И тут ему наконец повезло. Вокруг все давным-давно выгорело, не было ни одной зеленой былинки, и вдруг чуть-чуть вбок от того, где они шли, совсем от них рядом, он увидел куст цветущего шиповника. Жар, наверное, обманул его, и он зацвел второй раз. Лептагов на шаг отступил в сторону, чтобы не мешать хору идти туда, куда он шел, и когда они, один человек за другим, даже не обратив на него внимания, прошли мимо, понял, что он, Лептагов, сделал все, что мог. Он был им больше не нужен, они пели, говорили с Богом и даже не помнили о нем.
Все-таки тогда, как ни был он слаб, он огорчился. Он увидел, насколько привык, что они – его хор, что они слушают его, едят из его рук. Они уходили все дальше и дальше, звук то терялся, то возникал снова, и даже нельзя было понять, с какой стороны. Каждый раз он не знал, услышит ли их еще или на этот раз все, конец, но это было уже неважно.
Как он добрался до куста и в его тени заснул, Лептагов не помнил. Очнулся он только утром следующего дня. Куст давно завял, и от стоящего высоко солнца не было защиты. Он лежал в полузабытьи там же, где лег вчера, и, не в силах встать, слушал, как везде вокруг слитно и мощно звучит его хор.

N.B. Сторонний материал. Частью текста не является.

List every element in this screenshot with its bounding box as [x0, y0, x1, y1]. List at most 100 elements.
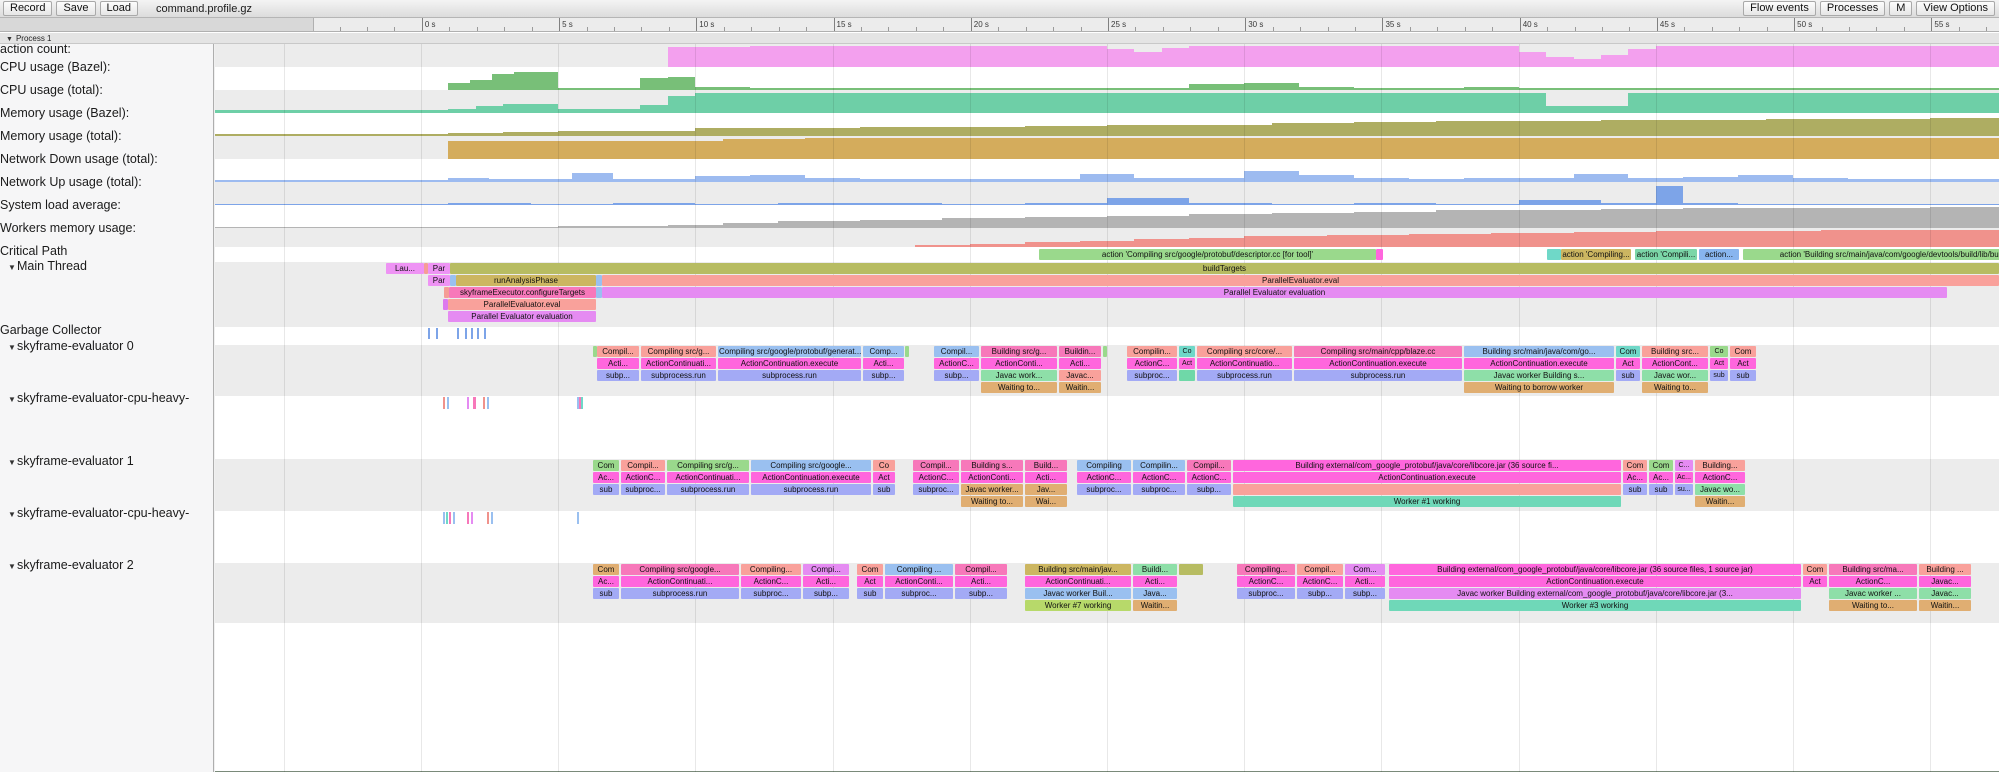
trace-slice[interactable]: Acti... [1059, 358, 1101, 369]
trace-slice[interactable]: subproc... [885, 588, 953, 599]
trace-slice[interactable] [1103, 346, 1107, 357]
trace-slice[interactable]: Com [593, 460, 619, 471]
trace-slice[interactable]: Com [1803, 564, 1827, 575]
trace-slice[interactable]: sub [857, 588, 883, 599]
trace-slice[interactable]: Building src/main/jav... [1025, 564, 1131, 575]
trace-slice[interactable]: Ac... [1675, 472, 1693, 483]
trace-slice[interactable]: Act [1179, 358, 1195, 369]
trace-slice[interactable]: Ac... [1623, 472, 1647, 483]
trace-slice[interactable]: subprocess.run [641, 370, 716, 381]
trace-slice[interactable]: sub [593, 588, 619, 599]
trace-slice[interactable]: subproc... [913, 484, 959, 495]
trace-slice[interactable] [1233, 484, 1621, 495]
thread-event-marker[interactable] [577, 397, 579, 409]
trace-slice[interactable]: Javac worker Building external/com_googl… [1389, 588, 1801, 599]
trace-slice[interactable]: subprocess.run [751, 484, 871, 495]
metrics-button[interactable]: M [1889, 1, 1913, 16]
trace-slice[interactable]: Com [1649, 460, 1673, 471]
chevron-down-icon[interactable]: ▼ [8, 510, 16, 519]
gc-event-marker[interactable] [457, 328, 459, 339]
trace-slice[interactable]: buildTargets [450, 263, 1999, 274]
trace-slice[interactable]: Par [428, 263, 450, 274]
thread-event-marker[interactable] [487, 397, 489, 409]
thread-event-marker[interactable] [467, 512, 469, 524]
track-row-cpu-usage-total[interactable] [215, 90, 1999, 113]
trace-slice[interactable]: Compiling [1077, 460, 1131, 471]
trace-slice[interactable]: Acti... [1133, 576, 1177, 587]
chevron-down-icon[interactable]: ▼ [8, 395, 16, 404]
trace-slice[interactable]: sub [1730, 370, 1756, 381]
trace-slice[interactable]: Waitin... [1059, 382, 1101, 393]
trace-slice[interactable]: subproc... [1127, 370, 1177, 381]
trace-slice[interactable]: sub [873, 484, 895, 495]
trace-slice[interactable]: ActionC... [1237, 576, 1295, 587]
trace-slice[interactable]: Javac worker Buil... [1025, 588, 1131, 599]
trace-slice[interactable]: Jav... [1025, 484, 1067, 495]
trace-slice[interactable]: subprocess.run [1197, 370, 1292, 381]
trace-slice[interactable]: Javac worker... [961, 484, 1023, 495]
trace-slice[interactable]: Compiling src/g... [667, 460, 749, 471]
trace-slice[interactable]: Co [873, 460, 895, 471]
processes-button[interactable]: Processes [1819, 1, 1886, 16]
trace-slice[interactable]: subproc... [621, 484, 665, 495]
track-row-workers-memory-usage[interactable] [215, 228, 1999, 247]
trace-slice[interactable]: Compilin... [1133, 460, 1185, 471]
trace-slice[interactable]: ActionContinuation.execute [1294, 358, 1462, 369]
trace-slice[interactable] [444, 287, 449, 298]
track-row-network-down-total[interactable] [215, 159, 1999, 182]
trace-slice[interactable]: Building s... [961, 460, 1023, 471]
trace-slice[interactable]: Compiling src/google/protobuf/generat... [718, 346, 861, 357]
trace-slice[interactable]: Compiling... [741, 564, 801, 575]
trace-slice[interactable]: Buildin... [1059, 346, 1101, 357]
thread-event-marker[interactable] [491, 512, 493, 524]
trace-slice[interactable]: Waiting to borrow worker [1464, 382, 1614, 393]
thread-event-marker[interactable] [467, 397, 469, 409]
track-label-skyframe-evaluator-2[interactable]: ▼skyframe-evaluator 2 [0, 559, 213, 573]
trace-slice[interactable]: Java... [1133, 588, 1177, 599]
trace-slice[interactable]: Building src/g... [981, 346, 1057, 357]
trace-slice[interactable]: Acti... [803, 576, 849, 587]
gc-event-marker[interactable] [471, 328, 473, 339]
trace-slice[interactable] [596, 287, 602, 298]
trace-slice[interactable]: subp... [955, 588, 1007, 599]
trace-slice[interactable]: ActionConti... [961, 472, 1023, 483]
track-label-skyframe-evaluator-1[interactable]: ▼skyframe-evaluator 1 [0, 455, 213, 469]
track-label-memory-usage-bazel[interactable]: Memory usage (Bazel): [0, 107, 213, 120]
track-row-memory-usage-bazel[interactable] [215, 113, 1999, 136]
trace-slice[interactable]: action 'Building src/main/java/com/googl… [1743, 249, 1999, 260]
trace-slice[interactable]: ActionC... [1077, 472, 1131, 483]
time-ruler[interactable]: 0 s 5 s 10 s 15 s 20 s 25 s 30 s 35 s 40 s 45 s 50… [0, 18, 1999, 32]
thread-event-marker[interactable] [443, 397, 445, 409]
trace-slice[interactable]: Worker #7 working [1025, 600, 1131, 611]
track-label-skyframe-evaluator-cpu-heavy-a[interactable]: ▼skyframe-evaluator-cpu-heavy- [0, 392, 213, 406]
gc-event-marker[interactable] [436, 328, 438, 339]
flow-events-button[interactable]: Flow events [1743, 1, 1816, 16]
trace-slice[interactable]: ActionC... [1133, 472, 1185, 483]
trace-slice[interactable]: Compiling src/g... [641, 346, 716, 357]
trace-slice[interactable]: Co [1179, 346, 1195, 357]
trace-slice[interactable]: Compiling src/google... [751, 460, 871, 471]
trace-slice[interactable]: Par [428, 275, 450, 286]
trace-slice[interactable]: ActionContinuati... [621, 576, 739, 587]
chevron-down-icon[interactable]: ▼ [8, 562, 16, 571]
trace-slice[interactable]: Build... [1025, 460, 1067, 471]
trace-slice[interactable] [1179, 370, 1195, 381]
track-row-skyframe-evaluator-cpu-heavy-a[interactable] [215, 396, 1999, 459]
trace-slice[interactable]: ActionC... [1695, 472, 1745, 483]
trace-slice[interactable]: sub [1649, 484, 1673, 495]
track-area[interactable]: action 'Compiling src/google/protobuf/de… [215, 44, 1999, 772]
trace-slice[interactable]: Com [1616, 346, 1640, 357]
trace-slice[interactable]: Acti... [863, 358, 904, 369]
trace-slice[interactable]: ActionContinuation.execute [718, 358, 861, 369]
trace-slice[interactable]: subprocess.run [667, 484, 749, 495]
trace-slice[interactable]: ActionContinuation.execute [1233, 472, 1621, 483]
trace-slice[interactable]: ActionC... [1829, 576, 1917, 587]
trace-slice[interactable]: Building src/main/java/com/go... [1464, 346, 1614, 357]
record-button[interactable]: Record [3, 1, 53, 16]
trace-slice[interactable]: Compil... [913, 460, 959, 471]
trace-slice[interactable]: Compiling src/core/... [1197, 346, 1292, 357]
thread-event-marker[interactable] [473, 397, 476, 409]
track-label-garbage-collector[interactable]: Garbage Collector [0, 324, 213, 337]
thread-event-marker[interactable] [449, 512, 451, 524]
trace-slice[interactable]: subproc... [1077, 484, 1131, 495]
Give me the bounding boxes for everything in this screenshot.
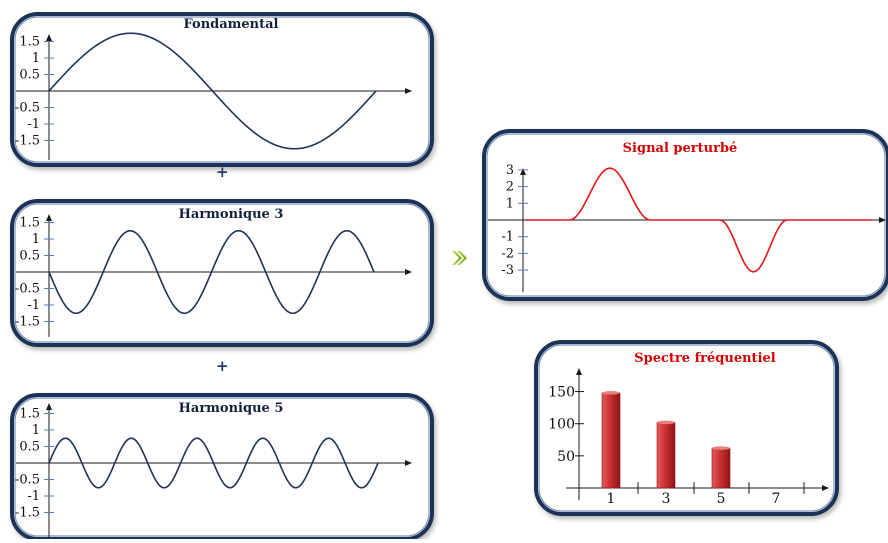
y-tick-label: 1.5 [19, 407, 40, 422]
y-axis-arrow [46, 403, 52, 410]
panel-frame [482, 129, 888, 301]
harmonique-3-curve [48, 229, 375, 315]
y-tick-label: -1 [27, 117, 40, 132]
panel-frame [10, 393, 434, 541]
panel-frame [10, 12, 434, 167]
y-tick-label: -3 [501, 263, 514, 278]
y-tick-label: -1.5 [15, 134, 40, 149]
panel-harmonique-3: 1.51 0.5 -0.5-1 -1.5 Harmonique 3 [10, 199, 434, 347]
panel-title: Harmonique 3 [179, 207, 284, 222]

Он не знал, то ли он еще дремлет, то ли снова с ним играет память, или это и в самом деле их голоса. Наверное, если бы у него было время, он бы сумел понять, что это, но сейчас он мог думать только о солнце и об этом засохшем кусте шиповника. Солнце поднималось выше и выше, и скоро ему сделалось так плохо, что он стал просить Господа о смерти. Не в силах удержаться, он плакал, как ребенок, и повторял: «Лучше мне умереть, нежели жить».
И сказал Бог Ионе: «Неужели так сильно огорчился ты за растение?» Он сказал: «Очень огорчился, даже до смерти».
Тогда сказал Господь: «Ты сожалеешь о растении, над которым ты не трудился и которого не растил, которое в одну ночь выросло и в одну ночь пропало.
Мне ли не пожалеть Ниневии, города великого, в котором более ста двадцати тысяч человек, не умеющих отличить правой руки от левой, и множество скота?»